Die Ortsdurchfahrt von Leonidio ist der erste Teil des Abenteuers, denn unser Auto dürfte keine fünf Zentimeter breiter oder höher sein – wir würden unweigerlich stecken bleiben. So blockieren wir nur eine Viertelstunde die Ortsdurchfahrt, bis wir uns im Schneckentempo zum Ortsende durchgeschlängelt haben.
Wenige Kilometer nach Leonidio, am Beginn des Anstiegs zum Mount Parnonas, den es zu überqueren gilt, halten wir an um das am Berg liegende Kloster zu fotografieren. Während dieses Zwischenstops werden wir von einem französischen Pärchen angesprochen und gefragt, ob sie bis Skala mitfahren könnten. Natürlich nehmen wir sie mit und wir setzen die Fahrt gemeinsam fort. Unsere Kinder schlafen schon wieder.
Einige Kilometer später haben wir die Höhe des Klosters erreicht. Direkt am Kloster gibt es Quellwasser und wir biegen von der Hauptstrecke ab, um dort unseren Trinkwasserkanister zu füllen.
Immer höher schrauben wir uns den Berg hinauf. Unser Wohnmobil hat ganz schön zu arbeiten. Schließlich erreichen wir Kosmas. Im Schrittempo tasten wir uns durch die Ortschaft bis zur Platia. Dort halten wir an, um im Schatten des riesigen Baumes, der den Dorfplatz beherrscht, etwas zu Mittag zu essen. Als wir vor zwei Jahren das letzte Mal hier durch kamen, damals in der Gegenrichtung, gab es keine Möglichkeit, stehen zu bleiben.

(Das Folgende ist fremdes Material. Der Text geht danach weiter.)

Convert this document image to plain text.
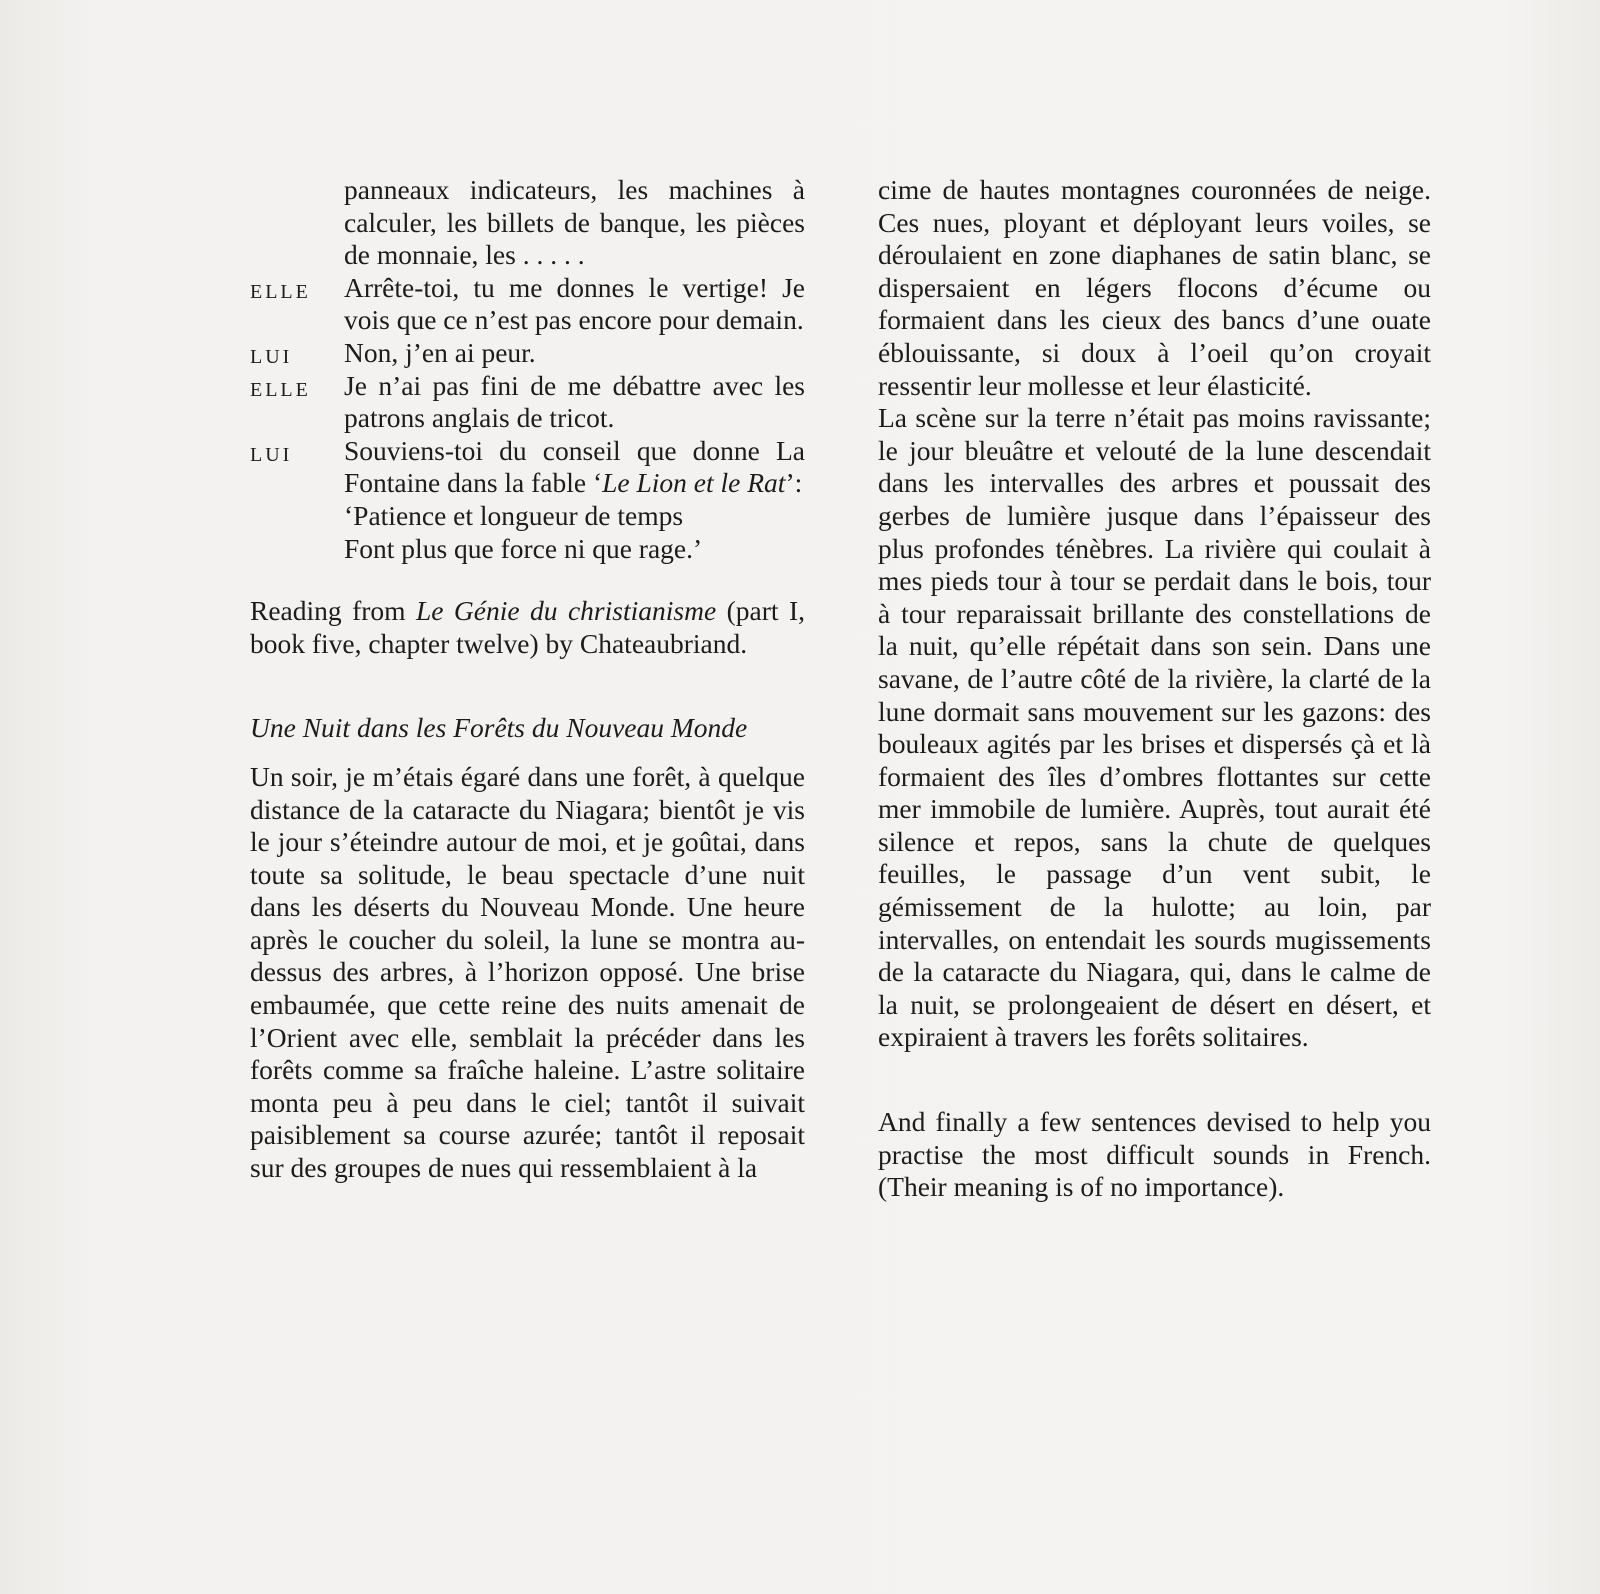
panneaux indicateurs, les machines à calculer, les billets de banque, les pièces de monnaie, les . . . . .
ELLE Arrête-toi, tu me donnes le vertige! Je vois que ce n’est pas encore pour demain.
LUI Non, j’en ai peur.
ELLE Je n’ai pas fini de me débattre avec les patrons anglais de tricot.
LUI Souviens-toi du conseil que donne La Fontaine dans la fable ‘Le Lion et le Rat’:
‘Patience et longueur de temps
Font plus que force ni que rage.’

Reading from Le Génie du christianisme (part I, book five, chapter twelve) by Chateaubriand.

Une Nuit dans les Forêts du Nouveau Monde

Un soir, je m’étais égaré dans une forêt, à quelque distance de la cataracte du Niagara; bientôt je vis le jour s’éteindre autour de moi, et je goûtai, dans toute sa solitude, le beau spectacle d’une nuit dans les déserts du Nouveau Monde. Une heure après le coucher du soleil, la lune se montra au-dessus des arbres, à l’horizon opposé. Une brise embaumée, que cette reine des nuits amenait de l’Orient avec elle, semblait la précéder dans les forêts comme sa fraîche haleine. L’astre solitaire monta peu à peu dans le ciel; tantôt il suivait paisiblement sa course azurée; tantôt il reposait sur des groupes de nues qui ressemblaient à la

cime de hautes montagnes couronnées de neige. Ces nues, ployant et déployant leurs voiles, se déroulaient en zone diaphanes de satin blanc, se dispersaient en légers flocons d’écume ou formaient dans les cieux des bancs d’une ouate éblouissante, si doux à l’oeil qu’on croyait ressentir leur mollesse et leur élasticité.

La scène sur la terre n’était pas moins ravissante; le jour bleuâtre et velouté de la lune descendait dans les intervalles des arbres et poussait des gerbes de lumière jusque dans l’épaisseur des plus profondes ténèbres. La rivière qui coulait à mes pieds tour à tour se perdait dans le bois, tour à tour reparaissait brillante des constellations de la nuit, qu’elle répétait dans son sein. Dans une savane, de l’autre côté de la rivière, la clarté de la lune dormait sans mouvement sur les gazons: des bouleaux agités par les brises et dispersés çà et là formaient des îles d’ombres flottantes sur cette mer immobile de lumière. Auprès, tout aurait été silence et repos, sans la chute de quelques feuilles, le passage d’un vent subit, le gémissement de la hulotte; au loin, par intervalles, on entendait les sourds mugissements de la cataracte du Niagara, qui, dans le calme de la nuit, se prolongeaient de désert en désert, et expiraient à travers les forêts solitaires.

And finally a few sentences devised to help you practise the most difficult sounds in French. (Their meaning is of no importance).
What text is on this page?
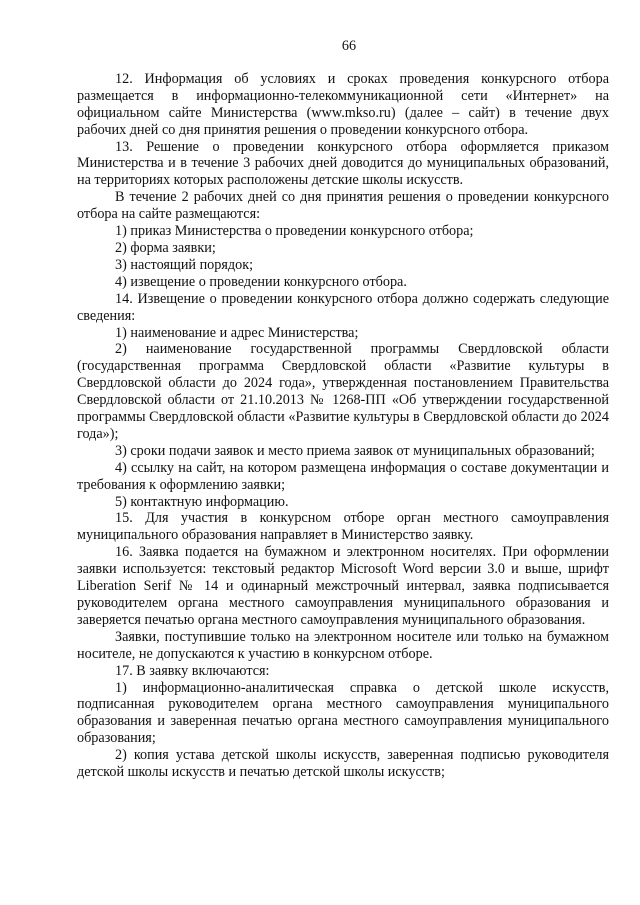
66

12. Информация об условиях и сроках проведения конкурсного отбора размещается в информационно-телекоммуникационной сети «Интернет» на официальном сайте Министерства (www.mkso.ru) (далее – сайт) в течение двух рабочих дней со дня принятия решения о проведении конкурсного отбора.

13. Решение о проведении конкурсного отбора оформляется приказом Министерства и в течение 3 рабочих дней доводится до муниципальных образований, на территориях которых расположены детские школы искусств.

В течение 2 рабочих дней со дня принятия решения о проведении конкурсного отбора на сайте размещаются:

1) приказ Министерства о проведении конкурсного отбора;

2) форма заявки;

3) настоящий порядок;

4) извещение о проведении конкурсного отбора.

14. Извещение о проведении конкурсного отбора должно содержать следующие сведения:

1) наименование и адрес Министерства;

2) наименование государственной программы Свердловской области (государственная программа Свердловской области «Развитие культуры в Свердловской области до 2024 года», утвержденная постановлением Правительства Свердловской области от 21.10.2013 № 1268-ПП «Об утверждении государственной программы Свердловской области «Развитие культуры в Свердловской области до 2024 года»);

3) сроки подачи заявок и место приема заявок от муниципальных образований;

4) ссылку на сайт, на котором размещена информация о составе документации и требования к оформлению заявки;

5) контактную информацию.

15. Для участия в конкурсном отборе орган местного самоуправления муниципального образования направляет в Министерство заявку.

16. Заявка подается на бумажном и электронном носителях. При оформлении заявки используется: текстовый редактор Microsoft Word версии 3.0 и выше, шрифт Liberation Serif № 14 и одинарный межстрочный интервал, заявка подписывается руководителем органа местного самоуправления муниципального образования и заверяется печатью органа местного самоуправления муниципального образования.

Заявки, поступившие только на электронном носителе или только на бумажном носителе, не допускаются к участию в конкурсном отборе.

17. В заявку включаются:

1) информационно-аналитическая справка о детской школе искусств, подписанная руководителем органа местного самоуправления муниципального образования и заверенная печатью органа местного самоуправления муниципального образования;

2) копия устава детской школы искусств, заверенная подписью руководителя детской школы искусств и печатью детской школы искусств;
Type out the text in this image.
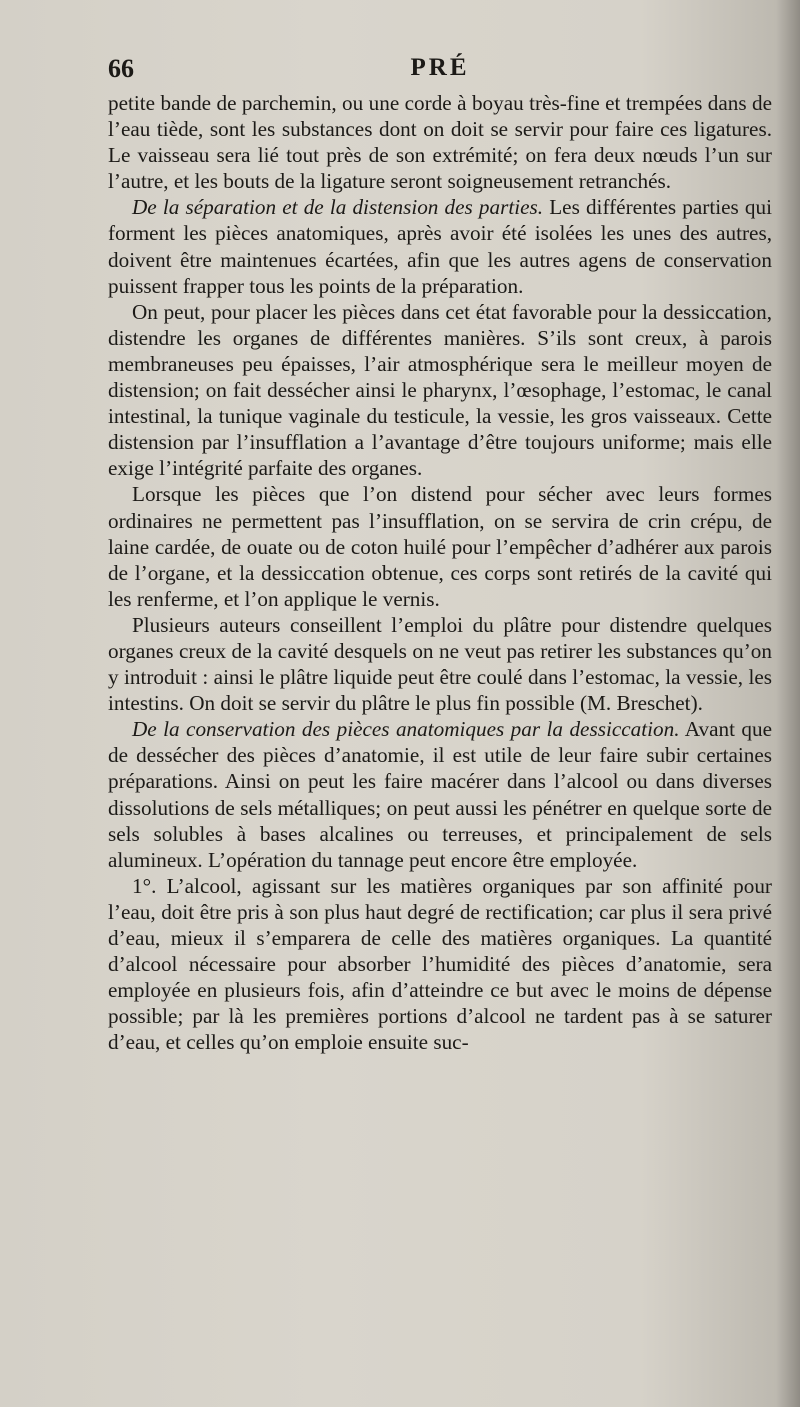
66	PRÉ

petite bande de parchemin, ou une corde à boyau très-fine et trempées dans de l’eau tiède, sont les substances dont on doit se servir pour faire ces ligatures. Le vaisseau sera lié tout près de son extrémité; on fera deux nœuds l’un sur l’autre, et les bouts de la ligature seront soigneusement retranchés.

De la séparation et de la distension des parties. Les différentes parties qui forment les pièces anatomiques, après avoir été isolées les unes des autres, doivent être maintenues écartées, afin que les autres agens de conservation puissent frapper tous les points de la préparation.

On peut, pour placer les pièces dans cet état favorable pour la dessiccation, distendre les organes de différentes manières. S’ils sont creux, à parois membraneuses peu épaisses, l’air atmosphérique sera le meilleur moyen de distension; on fait dessécher ainsi le pharynx, l’œsophage, l’estomac, le canal intestinal, la tunique vaginale du testicule, la vessie, les gros vaisseaux. Cette distension par l’insufflation a l’avantage d’être toujours uniforme; mais elle exige l’intégrité parfaite des organes.

Lorsque les pièces que l’on distend pour sécher avec leurs formes ordinaires ne permettent pas l’insufflation, on se servira de crin crépu, de laine cardée, de ouate ou de coton huilé pour l’empêcher d’adhérer aux parois de l’organe, et la dessiccation obtenue, ces corps sont retirés de la cavité qui les renferme, et l’on applique le vernis.

Plusieurs auteurs conseillent l’emploi du plâtre pour distendre quelques organes creux de la cavité desquels on ne veut pas retirer les substances qu’on y introduit : ainsi le plâtre liquide peut être coulé dans l’estomac, la vessie, les intestins. On doit se servir du plâtre le plus fin possible (M. Breschet).

De la conservation des pièces anatomiques par la dessiccation. Avant que de dessécher des pièces d’anatomie, il est utile de leur faire subir certaines préparations. Ainsi on peut les faire macérer dans l’alcool ou dans diverses dissolutions de sels métalliques; on peut aussi les pénétrer en quelque sorte de sels solubles à bases alcalines ou terreuses, et principalement de sels alumineux. L’opération du tannage peut encore être employée.

1°. L’alcool, agissant sur les matières organiques par son affinité pour l’eau, doit être pris à son plus haut degré de rectification; car plus il sera privé d’eau, mieux il s’emparera de celle des matières organiques. La quantité d’alcool nécessaire pour absorber l’humidité des pièces d’anatomie, sera employée en plusieurs fois, afin d’atteindre ce but avec le moins de dépense possible; par là les premières portions d’alcool ne tardent pas à se saturer d’eau, et celles qu’on emploie ensuite suc-
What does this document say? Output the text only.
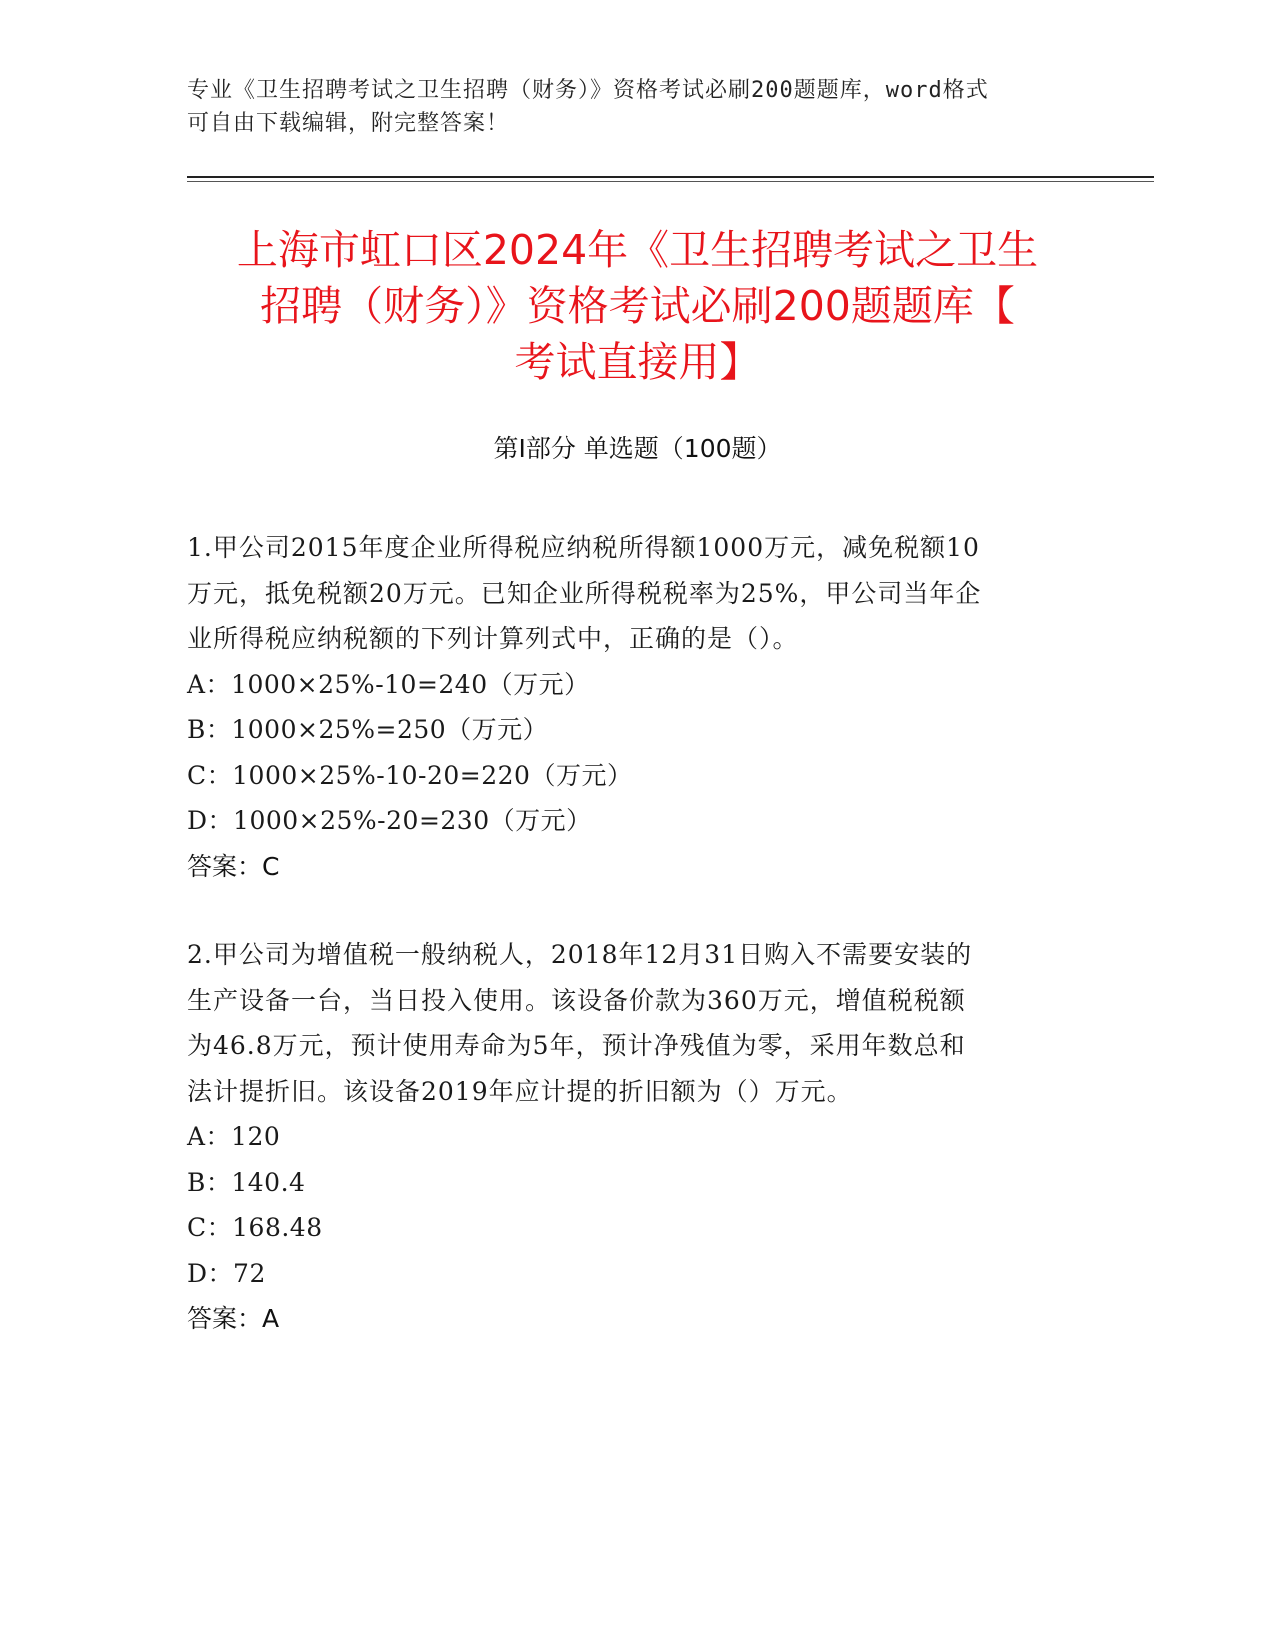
专业《卫生招聘考试之卫生招聘（财务）》资格考试必刷200题题库，word格式
可自由下载编辑，附完整答案！
上海市虹口区2024年《卫生招聘考试之卫生
招聘（财务）》资格考试必刷200题题库【
考试直接用】
第Ⅰ部分 单选题（100题）
1.甲公司2015年度企业所得税应纳税所得额1000万元，减免税额10
万元，抵免税额20万元。已知企业所得税税率为25%，甲公司当年企
业所得税应纳税额的下列计算列式中，正确的是（）。
A：1000×25%-10=240（万元）
B：1000×25%=250（万元）
C：1000×25%-10-20=220（万元）
D：1000×25%-20=230（万元）
答案：C
2.甲公司为增值税一般纳税人，2018年12月31日购入不需要安装的
生产设备一台，当日投入使用。该设备价款为360万元，增值税税额
为46.8万元，预计使用寿命为5年，预计净残值为零，采用年数总和
法计提折旧。该设备2019年应计提的折旧额为（）万元。
A：120
B：140.4
C：168.48
D：72
答案：A
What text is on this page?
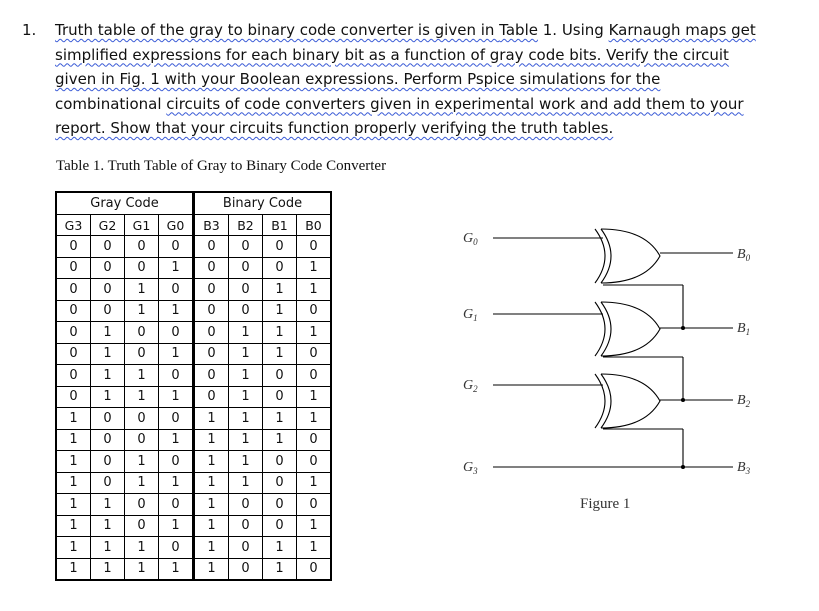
1. Truth table of the gray to binary code converter is given in Table 1. Using Karnaugh maps get
simplified expressions for each binary bit as a function of gray code bits. Verify the circuit
given in Fig. 1 with your Boolean expressions. Perform Pspice simulations for the
combinational circuits of code converters given in experimental work and add them to your
report. Show that your circuits function properly verifying the truth tables.
Table 1. Truth Table of Gray to Binary Code Converter
Gray Code				Binary Code			
G3	G2	G1	G0	B3	B2	B1	B0
0	0	0	0	0	0	0	0
0	0	0	1	0	0	0	1
0	0	1	0	0	0	1	1
0	0	1	1	0	0	1	0
0	1	0	0	0	1	1	1
0	1	0	1	0	1	1	0
0	1	1	0	0	1	0	0
0	1	1	1	0	1	0	1
1	0	0	0	1	1	1	1
1	0	0	1	1	1	1	0
1	0	1	0	1	1	0	0
1	0	1	1	1	1	0	1
1	1	0	0	1	0	0	0
1	1	0	1	1	0	0	1
1	1	1	0	1	0	1	1
1	1	1	1	1	0	1	0
$G_0$
$G_1$
$G_2$
$G_3$
$B_0$
$B_1$
$B_2$
$B_3$
Figure 1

Frisch gestärkt, setzen wir die Fahrt fort. Bei Geraki wollen wir eigentlich von der roten in eine gelbe Straße abbiegen, müssen aber bei der Ortsdurchfahrt Geraki feststellen, daß es hier für Fahrzeuge von unserem Kaliber kein Durchkommen gibt.
Also wenden wir und nehmen doch die rote Strecke. In Molaoi setzen wir das Pärchen ab, sie möchten weiter nach Monemvasia. Die restlichen Kilometer bis zu Vasilli am Strand von Papadianiko sind rasch geschafft.
Als wir auf das Grundstück von Vasilli rollen, ist es, als wären wir nicht lange weg gewesen. Wir werden herzlich begrüßt und Vasilli entführt sofort unsere Kinder in die Küche, wo er ihnen einen Leckerbissen zusteckt. Danach bekommen wir den gleichen Stellplatz zugewiesen, auf dem wir letztes Jahr auch standen – lustiger Weise direkt hinter dem gleichen Wohnmobil mit Niederkasseler Kennzeichen und einem besonders klugen Spruch am Heck, welches letztes Jahr auch hier stand. Dessen Bewohner erkennen uns auch wieder und es gibt eine kurze Begrüßung – eben als wäre man nicht lange weg gewesen. Eigentlich liebe ich das nicht besonders. Ich bin dem ewig Gleichen eher abgeneigt, aber Annemarie möchte Wäsche waschen, deshalb sind wir hergekommen. Außerdem hat die Erfahrung des letzten Jahres gezeigt, daß auf Vasillis Grundstück viele kleine Kinder herum springen und das wird unseren Beiden bestimmt gefallen. Tatsächlich gibt es auch dieses Jahr wieder mindestens 6 Kinder in Sarahs und Fabians Alter.
Lisa, das ist Vasillis Hündin, hat vor sechs Wochen Junge bekommen. Ein kleines braunes sei noch zu haben, gibt Vasilli mir zu verstehen. Aber so süß die kleinen auch sein mögen: mit Jessica und Trixi sind wir bedient. Noch ein Hundebaby wäre zuviel des Guten.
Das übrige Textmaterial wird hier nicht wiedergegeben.